Le 13 février, un mineur a été expulsé avant que ses enseignants et la Cimade aient pu intervenir. Placé sur l’arrêté préfectoral de reconduite à la frontière (APRF) d’un adulte qu’il ne connaissait même pas – les mineurs ne peuvent faire l’objet d’un APRF –, il a été renvoyé alors que toute sa famille est à Mayotte. Ce type de procédé, dénoncé en 2008 par la pourtant très consensuelle Défenseur des enfants, est illégal : un mineur ne peut être expulsé que s’il est accompagné par un de ses parents. D’autre part, la fabrication de faux liens entre l’adulte et l’enfant est un délit grave.
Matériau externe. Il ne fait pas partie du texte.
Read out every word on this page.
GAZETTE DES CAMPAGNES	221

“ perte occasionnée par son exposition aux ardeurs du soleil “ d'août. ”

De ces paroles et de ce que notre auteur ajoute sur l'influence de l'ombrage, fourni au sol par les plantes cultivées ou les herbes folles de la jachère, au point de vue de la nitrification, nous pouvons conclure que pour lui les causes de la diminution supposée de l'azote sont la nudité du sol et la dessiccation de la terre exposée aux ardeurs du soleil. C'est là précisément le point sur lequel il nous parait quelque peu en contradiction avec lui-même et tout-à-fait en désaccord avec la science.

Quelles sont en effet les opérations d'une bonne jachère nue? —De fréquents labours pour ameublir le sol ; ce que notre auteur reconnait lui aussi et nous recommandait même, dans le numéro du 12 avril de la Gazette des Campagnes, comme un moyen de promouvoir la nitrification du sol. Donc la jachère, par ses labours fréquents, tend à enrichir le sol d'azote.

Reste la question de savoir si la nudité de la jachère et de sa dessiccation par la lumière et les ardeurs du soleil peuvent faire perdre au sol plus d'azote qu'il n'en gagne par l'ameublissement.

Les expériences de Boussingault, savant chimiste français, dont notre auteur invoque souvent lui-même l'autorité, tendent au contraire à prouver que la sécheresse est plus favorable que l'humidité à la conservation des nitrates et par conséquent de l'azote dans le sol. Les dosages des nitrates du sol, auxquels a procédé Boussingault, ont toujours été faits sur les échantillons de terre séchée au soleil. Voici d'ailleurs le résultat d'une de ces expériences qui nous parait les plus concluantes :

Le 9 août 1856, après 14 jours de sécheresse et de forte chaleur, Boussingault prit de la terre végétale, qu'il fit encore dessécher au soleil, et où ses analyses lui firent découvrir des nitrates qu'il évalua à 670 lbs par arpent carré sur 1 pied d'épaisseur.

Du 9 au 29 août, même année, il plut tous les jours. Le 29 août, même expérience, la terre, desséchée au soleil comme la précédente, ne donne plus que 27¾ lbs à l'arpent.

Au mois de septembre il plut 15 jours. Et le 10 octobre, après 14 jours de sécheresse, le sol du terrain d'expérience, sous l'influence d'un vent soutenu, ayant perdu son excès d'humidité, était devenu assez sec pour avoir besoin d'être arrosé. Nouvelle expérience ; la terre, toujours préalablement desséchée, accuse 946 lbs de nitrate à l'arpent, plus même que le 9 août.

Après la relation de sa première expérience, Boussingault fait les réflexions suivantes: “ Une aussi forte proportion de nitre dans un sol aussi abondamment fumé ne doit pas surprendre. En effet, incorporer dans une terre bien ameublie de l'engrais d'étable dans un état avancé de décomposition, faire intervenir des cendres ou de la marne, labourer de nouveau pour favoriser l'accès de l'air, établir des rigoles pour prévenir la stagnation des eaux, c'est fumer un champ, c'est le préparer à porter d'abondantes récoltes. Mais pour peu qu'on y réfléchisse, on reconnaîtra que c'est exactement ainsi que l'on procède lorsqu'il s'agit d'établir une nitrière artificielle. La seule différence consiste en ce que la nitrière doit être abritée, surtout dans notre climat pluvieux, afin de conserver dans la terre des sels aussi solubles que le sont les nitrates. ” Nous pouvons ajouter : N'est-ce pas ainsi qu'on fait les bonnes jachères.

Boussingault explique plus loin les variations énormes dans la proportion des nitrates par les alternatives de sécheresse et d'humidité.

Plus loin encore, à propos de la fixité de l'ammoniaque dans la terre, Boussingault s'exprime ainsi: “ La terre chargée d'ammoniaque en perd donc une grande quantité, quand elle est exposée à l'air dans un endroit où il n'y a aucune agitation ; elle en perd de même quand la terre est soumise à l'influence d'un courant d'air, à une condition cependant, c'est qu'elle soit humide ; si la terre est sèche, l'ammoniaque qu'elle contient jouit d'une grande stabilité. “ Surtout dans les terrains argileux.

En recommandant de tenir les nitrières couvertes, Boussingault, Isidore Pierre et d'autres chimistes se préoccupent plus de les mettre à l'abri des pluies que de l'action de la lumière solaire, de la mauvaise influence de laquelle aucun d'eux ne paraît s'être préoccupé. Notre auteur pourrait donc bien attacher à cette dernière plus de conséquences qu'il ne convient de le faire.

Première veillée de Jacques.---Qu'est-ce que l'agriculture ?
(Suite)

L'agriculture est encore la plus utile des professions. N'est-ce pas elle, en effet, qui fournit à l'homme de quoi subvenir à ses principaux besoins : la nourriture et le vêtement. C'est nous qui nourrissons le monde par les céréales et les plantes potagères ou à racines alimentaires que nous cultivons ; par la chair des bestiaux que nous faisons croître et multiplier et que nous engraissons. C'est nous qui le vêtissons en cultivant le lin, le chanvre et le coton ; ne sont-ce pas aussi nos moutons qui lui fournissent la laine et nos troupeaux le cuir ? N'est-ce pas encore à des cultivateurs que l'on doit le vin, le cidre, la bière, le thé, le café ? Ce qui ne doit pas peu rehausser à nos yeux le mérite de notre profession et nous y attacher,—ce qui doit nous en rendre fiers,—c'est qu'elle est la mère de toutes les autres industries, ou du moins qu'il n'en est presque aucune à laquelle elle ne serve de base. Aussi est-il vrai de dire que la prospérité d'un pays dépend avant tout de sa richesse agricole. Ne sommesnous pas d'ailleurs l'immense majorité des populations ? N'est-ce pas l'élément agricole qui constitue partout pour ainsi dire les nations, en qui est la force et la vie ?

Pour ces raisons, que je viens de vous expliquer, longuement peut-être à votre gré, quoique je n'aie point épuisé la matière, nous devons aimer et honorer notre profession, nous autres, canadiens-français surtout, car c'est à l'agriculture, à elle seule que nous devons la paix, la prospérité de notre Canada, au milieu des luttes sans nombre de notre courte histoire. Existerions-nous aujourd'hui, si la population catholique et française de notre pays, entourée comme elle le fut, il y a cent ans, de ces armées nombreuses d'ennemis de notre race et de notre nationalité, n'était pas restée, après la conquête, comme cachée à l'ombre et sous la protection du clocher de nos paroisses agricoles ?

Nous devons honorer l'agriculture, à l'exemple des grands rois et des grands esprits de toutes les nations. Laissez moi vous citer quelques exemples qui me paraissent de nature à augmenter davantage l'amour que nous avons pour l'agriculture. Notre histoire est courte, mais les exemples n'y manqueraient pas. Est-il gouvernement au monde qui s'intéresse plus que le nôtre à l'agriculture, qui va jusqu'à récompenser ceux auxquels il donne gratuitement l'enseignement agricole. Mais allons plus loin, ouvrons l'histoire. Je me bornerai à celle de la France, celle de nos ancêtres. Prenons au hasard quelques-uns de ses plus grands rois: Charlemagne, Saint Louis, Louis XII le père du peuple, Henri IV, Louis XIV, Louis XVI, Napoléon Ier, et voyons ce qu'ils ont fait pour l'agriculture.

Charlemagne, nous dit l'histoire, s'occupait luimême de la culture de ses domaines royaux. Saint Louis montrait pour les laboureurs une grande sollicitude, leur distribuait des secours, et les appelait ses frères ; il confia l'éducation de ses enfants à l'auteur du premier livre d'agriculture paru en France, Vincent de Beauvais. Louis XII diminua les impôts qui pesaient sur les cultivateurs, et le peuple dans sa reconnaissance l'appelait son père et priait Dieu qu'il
Or, lors de chaque expulsion de mineur isolé, la PAF fait signer un document (rédigé en français !) à n’importe quel adulte, dans lequel celui-ci reconnaît être le tuteur. Consciente de risquer gros, la préfecture qui, soit dit en passant, a refusé de fournir au père de ce gamin l’APRF qui l’incrimine, a consenti à le faire revenir. Il prendra donc l’avion. Au moins est-il certain d’arriver…

Car chaque année,des centaines de Comoriens –mais aussi des Malgaches et des Africains du continent – meurent dans le bras de mer qui sépare Anjouan et Mayotte. La situation n’a cependant rien de comparable avec ce qui se trame aux Canaries ou à Lampedusa. Car ici, « les clandestins sont chez eux ». Parole de militant des droits de l’homme. Et de parlementaire… Le rapport consacré au « coût de l’immigration clandestine à Mayotte », du sénateur UMP Henri Torre, précise  : « Malgré la scission entre Mayotte et les trois autres principales îles de l’archipel des Comores, dans les années 1970, les relations, notamment familiales, se sont poursuivies. Ainsi, il apparaît que jusqu’aux années 1990, […] de nombreux Comoriens rendent régulièrement visite à leur famille sur l’île. » Ou encore ce sociologue, David Guyot, qui a enquêté en 2006 sur le poids des travailleurs immigrés dans l’île : « Passée dans le langage commun pour désigner le collectif des immigrés comoriens à Mayotte, l’expression de “clandestin” paraît assez peu appropriée […]. La notion de clandestin suggère en effet l’anonymat, un critère auquel l’ensemble de cette population ne répond pas. La grande proximité culturelle […] conduit en outre à une insertion très diffuse de la population immigrée dans le tissu social et urbain. »

Officiellement, les Mahorais n’en veulent pas, de ces « frères » dont ils se sont séparés en 1975. Cependant, la réalité est plus complexe : certains les hébergent et les emploient ; d’autres les épousent. Mais le lobbying des élus et l’aveuglement de l’administration locale ont réussi à persuader Paris qu’ils sont « indésirables ».
Avec la départementalisation, programmée en 2011 si les Mahorais le confirment lors d’une consultation convoquée ce 29 mars, toutes les lois de l’Hexagone s’appliqueront à Mayotte. Ou presque : dans la feuille de route du gouvernement, il est prévu que le droit des étrangers, lui, restera spécifique à l’île…
Article publié dans CQFD n°65, mars 2009.